Manual para combatir las urgencias en la Provicia

La administración Scioli hizo denodados esfuerzos en las últimas horas para acordar un plan de pagos con los proveedores de comedores escolares, a los que se les deben 400 millones de pesos. Además de buscar un crédito internacional capaz de asegurar el próximo pago de sueldos.
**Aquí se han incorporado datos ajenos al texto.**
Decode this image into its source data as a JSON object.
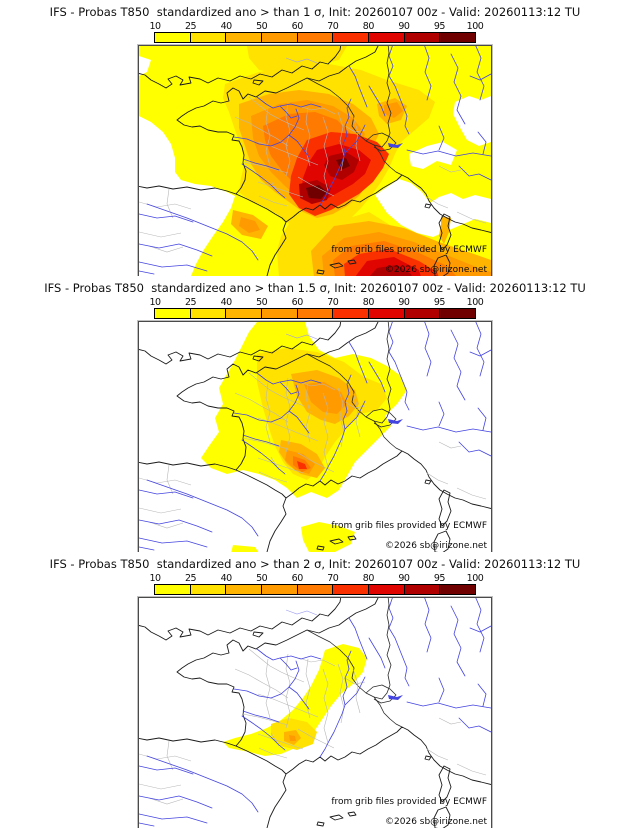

En la búsqueda de recursos a cambio de letras provinciales se encuadraría la visita de Scioli a otras provincias
La demora para contar con el reajuste impositivo es demora en el engorde (aunque sea de algunos pocos gramos) de las arcas bonaerenses, y es demora en la “señal” de “hacemos todo lo que podemos” que la Provincia necesita mandar al despacho presidencial y aledaños.

Cada día las arcas provinciales enflaquecen, el líquido no alcanza y las vacas para ordeñar son cada vez menos. Los propios responsables de la economía bonaerense reconocen que la presión tributaria, luego de esta adecuación de la ley Impositiva, no puede ser mayor.

En ese contexto, la administración Scioli hizo denodados esfuerzos en las últimas horas para acordar un plan de pagos con los proveedores de comedores escolares, a los que se les deben 400 millones de pesos. Además de buscar un crédito internacional capaz de asegurar el próximo pago de sueldos. En la búsqueda de recursos a cambio de letras provinciales se encuadraría la visita de Scioli a otras provincias.

La molestia en Nación por la revelada intención del mandatario bonaerense de calzarse el traje presidencial en la próxima contienda comienza a afectar más allá de la política interna del frente gobernante.

Scioli resistió a la firma del decreto el mismo día que se caía por tercera vez la sesión en Diputados. A través de Alberto Pérez respondió con un tajante “no” a la propuesta que acercaron las autoridades de la Cámara, y dejó abierta la posibilidad de negociar un escalonamiento en la aplicación del impuesto. El bloque del FAP era una posibilidad de llegar al quórum a partir de una propuesta propia de no aplicar todo el revalúo este año. Se negoció, pero tampoco hubo acuerdo.

Por entonces, en despachos fuera de la Cámara de Diputados y de la Gobernación, incluso en domicilios de la lejana Santa Cruz, veían cada vez con mejores ojos la posibilidad de empujar a Scioli a rubricar el decreto que haría pagar a él el mayor costo político. En esa postura siguieron después, mientras en el gobierno provincial se esforzaban por evitar el patadón.